Online learning and training is thus seeing a major rise as people look to adapt to the rapid changes – but remains a very different exercise for those currently in positions compared to those who are not: “There has been a four-fold increase in the numbers of individuals seeking out opportunities for learning online through their own initiative, a five-fold increase in employer provision of online learning opportunities to their workers and a nine-fold enrolment increase for learners accessing online learning through government programmes. Those in employment are placing larger emphasis on personal development courses, which have seen 88% growth among that population. Those who are unemployed have placed greater emphasis on learning digital skills such as data analysis, computer science and information technology.”

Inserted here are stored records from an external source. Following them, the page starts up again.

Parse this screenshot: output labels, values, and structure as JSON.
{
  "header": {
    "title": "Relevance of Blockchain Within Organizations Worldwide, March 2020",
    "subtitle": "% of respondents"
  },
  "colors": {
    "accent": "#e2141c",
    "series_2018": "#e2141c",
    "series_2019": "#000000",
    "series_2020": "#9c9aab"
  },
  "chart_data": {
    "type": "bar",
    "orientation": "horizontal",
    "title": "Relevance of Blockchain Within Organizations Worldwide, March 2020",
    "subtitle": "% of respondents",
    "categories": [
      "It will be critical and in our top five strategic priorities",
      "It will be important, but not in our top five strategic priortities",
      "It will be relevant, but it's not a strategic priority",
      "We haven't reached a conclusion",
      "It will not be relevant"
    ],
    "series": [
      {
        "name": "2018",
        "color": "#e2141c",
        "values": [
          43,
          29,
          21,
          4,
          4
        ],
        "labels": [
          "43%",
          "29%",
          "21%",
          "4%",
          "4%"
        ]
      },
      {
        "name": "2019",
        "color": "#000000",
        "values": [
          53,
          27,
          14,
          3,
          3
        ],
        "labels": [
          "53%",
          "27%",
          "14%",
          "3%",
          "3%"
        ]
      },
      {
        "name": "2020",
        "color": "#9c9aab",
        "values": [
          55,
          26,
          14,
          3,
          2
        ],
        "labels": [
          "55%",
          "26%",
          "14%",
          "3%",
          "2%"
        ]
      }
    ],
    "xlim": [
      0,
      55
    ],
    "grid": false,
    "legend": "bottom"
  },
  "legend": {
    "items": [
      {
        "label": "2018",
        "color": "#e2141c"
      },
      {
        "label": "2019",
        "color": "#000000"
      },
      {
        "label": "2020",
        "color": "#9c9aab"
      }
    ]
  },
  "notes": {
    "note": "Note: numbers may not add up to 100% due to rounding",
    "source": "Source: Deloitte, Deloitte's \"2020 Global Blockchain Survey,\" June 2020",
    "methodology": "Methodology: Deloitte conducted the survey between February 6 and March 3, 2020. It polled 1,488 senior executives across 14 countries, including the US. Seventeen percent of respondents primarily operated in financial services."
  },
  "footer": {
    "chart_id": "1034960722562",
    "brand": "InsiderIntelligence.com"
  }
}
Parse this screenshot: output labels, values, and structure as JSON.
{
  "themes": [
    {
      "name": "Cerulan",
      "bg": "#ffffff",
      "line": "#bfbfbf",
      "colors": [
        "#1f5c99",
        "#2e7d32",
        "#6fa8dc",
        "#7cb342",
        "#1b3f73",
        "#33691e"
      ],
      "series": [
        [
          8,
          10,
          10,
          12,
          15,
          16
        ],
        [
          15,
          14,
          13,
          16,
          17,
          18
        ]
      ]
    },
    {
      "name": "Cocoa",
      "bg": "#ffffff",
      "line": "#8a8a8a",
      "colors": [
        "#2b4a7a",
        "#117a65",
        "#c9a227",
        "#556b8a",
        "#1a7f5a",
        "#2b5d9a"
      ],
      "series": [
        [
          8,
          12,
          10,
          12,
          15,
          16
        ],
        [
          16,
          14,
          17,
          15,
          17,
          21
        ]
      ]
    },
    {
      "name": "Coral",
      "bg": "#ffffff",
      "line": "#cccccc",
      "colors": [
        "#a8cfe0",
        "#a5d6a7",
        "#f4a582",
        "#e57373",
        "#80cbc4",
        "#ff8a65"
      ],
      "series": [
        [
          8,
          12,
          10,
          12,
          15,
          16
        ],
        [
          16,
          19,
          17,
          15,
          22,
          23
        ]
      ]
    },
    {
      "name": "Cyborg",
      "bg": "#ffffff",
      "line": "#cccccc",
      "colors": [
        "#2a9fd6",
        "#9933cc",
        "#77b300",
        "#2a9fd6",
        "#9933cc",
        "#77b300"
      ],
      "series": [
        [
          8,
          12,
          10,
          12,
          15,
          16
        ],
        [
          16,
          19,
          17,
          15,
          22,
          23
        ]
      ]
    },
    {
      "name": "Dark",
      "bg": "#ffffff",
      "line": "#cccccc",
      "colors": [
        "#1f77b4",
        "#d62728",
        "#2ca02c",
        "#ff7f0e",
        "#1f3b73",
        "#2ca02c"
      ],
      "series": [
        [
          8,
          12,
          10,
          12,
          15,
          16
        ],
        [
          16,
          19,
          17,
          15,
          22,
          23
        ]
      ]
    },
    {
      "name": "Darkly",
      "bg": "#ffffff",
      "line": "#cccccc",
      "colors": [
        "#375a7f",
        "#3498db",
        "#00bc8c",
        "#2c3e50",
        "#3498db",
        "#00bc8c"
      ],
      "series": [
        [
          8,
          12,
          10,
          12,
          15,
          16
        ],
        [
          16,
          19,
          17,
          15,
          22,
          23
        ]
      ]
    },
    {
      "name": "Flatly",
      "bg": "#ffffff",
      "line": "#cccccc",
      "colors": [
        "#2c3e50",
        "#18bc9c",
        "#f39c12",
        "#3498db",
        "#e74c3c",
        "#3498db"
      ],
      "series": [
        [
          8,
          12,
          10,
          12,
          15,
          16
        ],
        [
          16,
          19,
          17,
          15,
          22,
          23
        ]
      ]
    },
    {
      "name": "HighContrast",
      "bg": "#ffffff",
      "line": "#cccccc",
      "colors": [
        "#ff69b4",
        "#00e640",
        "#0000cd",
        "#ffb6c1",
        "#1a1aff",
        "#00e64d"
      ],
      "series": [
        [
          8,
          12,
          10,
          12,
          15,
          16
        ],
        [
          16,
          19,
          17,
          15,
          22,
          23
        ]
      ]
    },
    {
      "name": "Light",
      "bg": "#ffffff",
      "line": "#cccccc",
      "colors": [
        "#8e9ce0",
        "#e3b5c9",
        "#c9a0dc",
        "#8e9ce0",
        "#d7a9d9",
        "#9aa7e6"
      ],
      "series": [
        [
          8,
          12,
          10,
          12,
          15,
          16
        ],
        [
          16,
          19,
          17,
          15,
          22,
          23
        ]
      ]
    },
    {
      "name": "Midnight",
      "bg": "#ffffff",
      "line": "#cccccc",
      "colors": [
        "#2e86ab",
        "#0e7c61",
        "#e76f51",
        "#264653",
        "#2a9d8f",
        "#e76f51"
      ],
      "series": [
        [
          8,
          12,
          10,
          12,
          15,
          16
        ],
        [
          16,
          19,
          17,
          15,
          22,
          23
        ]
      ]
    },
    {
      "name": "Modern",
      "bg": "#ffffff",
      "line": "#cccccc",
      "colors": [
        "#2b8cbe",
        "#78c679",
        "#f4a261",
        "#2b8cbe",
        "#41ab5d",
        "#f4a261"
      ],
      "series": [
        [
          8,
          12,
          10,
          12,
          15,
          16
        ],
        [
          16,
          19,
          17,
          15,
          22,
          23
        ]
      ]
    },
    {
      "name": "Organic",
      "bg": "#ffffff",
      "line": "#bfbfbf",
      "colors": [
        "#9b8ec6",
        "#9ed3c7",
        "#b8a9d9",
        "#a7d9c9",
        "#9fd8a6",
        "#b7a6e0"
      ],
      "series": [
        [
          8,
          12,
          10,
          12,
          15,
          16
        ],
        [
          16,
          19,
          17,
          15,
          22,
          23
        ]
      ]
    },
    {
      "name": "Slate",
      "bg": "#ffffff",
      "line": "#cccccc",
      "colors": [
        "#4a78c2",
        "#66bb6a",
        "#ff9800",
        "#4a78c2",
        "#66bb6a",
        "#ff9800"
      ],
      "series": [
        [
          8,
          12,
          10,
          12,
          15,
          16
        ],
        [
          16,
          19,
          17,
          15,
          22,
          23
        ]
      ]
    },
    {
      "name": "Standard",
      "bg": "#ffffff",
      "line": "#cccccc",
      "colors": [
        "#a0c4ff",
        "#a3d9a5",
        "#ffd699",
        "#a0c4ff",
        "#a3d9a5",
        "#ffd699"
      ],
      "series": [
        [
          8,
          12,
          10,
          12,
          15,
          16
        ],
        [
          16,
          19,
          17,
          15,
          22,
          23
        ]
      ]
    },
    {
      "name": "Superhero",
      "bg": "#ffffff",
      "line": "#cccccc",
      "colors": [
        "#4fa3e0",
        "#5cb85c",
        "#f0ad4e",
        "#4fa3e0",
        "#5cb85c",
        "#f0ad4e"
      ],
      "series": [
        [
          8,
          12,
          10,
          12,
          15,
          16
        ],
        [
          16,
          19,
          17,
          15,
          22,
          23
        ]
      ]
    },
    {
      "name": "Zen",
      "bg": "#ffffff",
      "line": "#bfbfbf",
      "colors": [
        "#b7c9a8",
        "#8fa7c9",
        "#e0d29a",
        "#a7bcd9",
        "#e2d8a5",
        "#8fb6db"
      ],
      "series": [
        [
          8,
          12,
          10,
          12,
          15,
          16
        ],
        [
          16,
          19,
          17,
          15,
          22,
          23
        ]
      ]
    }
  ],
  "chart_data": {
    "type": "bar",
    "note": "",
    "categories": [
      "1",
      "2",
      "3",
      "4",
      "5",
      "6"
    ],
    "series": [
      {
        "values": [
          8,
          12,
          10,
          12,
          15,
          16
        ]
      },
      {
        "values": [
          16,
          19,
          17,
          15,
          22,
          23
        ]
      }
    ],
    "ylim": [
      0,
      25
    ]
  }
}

Finally, here’s how Klaus Schwab, Founder and Executive Chairman of the World Economic Forum, sums up the report:

“After years of growing income inequality, concerns about technology-driven displacement of jobs, and rising societal discord globally, the combined health and economic shocks of 2020 have put economies into freefall, disrupted labour markets and fully revealed the inadequacies of our social contracts. Millions of individuals globally have lost their livelihoods and millions more are at risk from the global recession, structural change to the economy and further automation. Additionally, the pandemic and the subsequent recession have impacted most those communities which were already at a disadvantage.

We find ourselves at a defining moment: the decisions and choices we make today will determine the course of entire generations’ lives and livelihoods. We have the tools at our disposal. The bounty of technological innovation which defines our current era can be leveraged to unleash human potential. We have the means to reskill and upskill individuals in unprecedented numbers, to deploy precision safety nets which protect displaced workers from destitution, and to create bespoke maps which orient displaced workers towards the jobs of tomorrow where they will be able to thrive.

However, the efforts to support those affected by the current crisis lag behind the speed of disruption. It is now urgent to enact a Global Reset towards a socio-economic system that is more fair, sustainable and equitable, one where social mobility is reinvigorated, social cohesion restored, and economic prosperity is compatible with a healthy planet. If this opportunity is missed, we will face lost generations of adults and youth who will be raised into growing inequality, discord and lost potential.”

This is indeed a document for the future, and worth a read!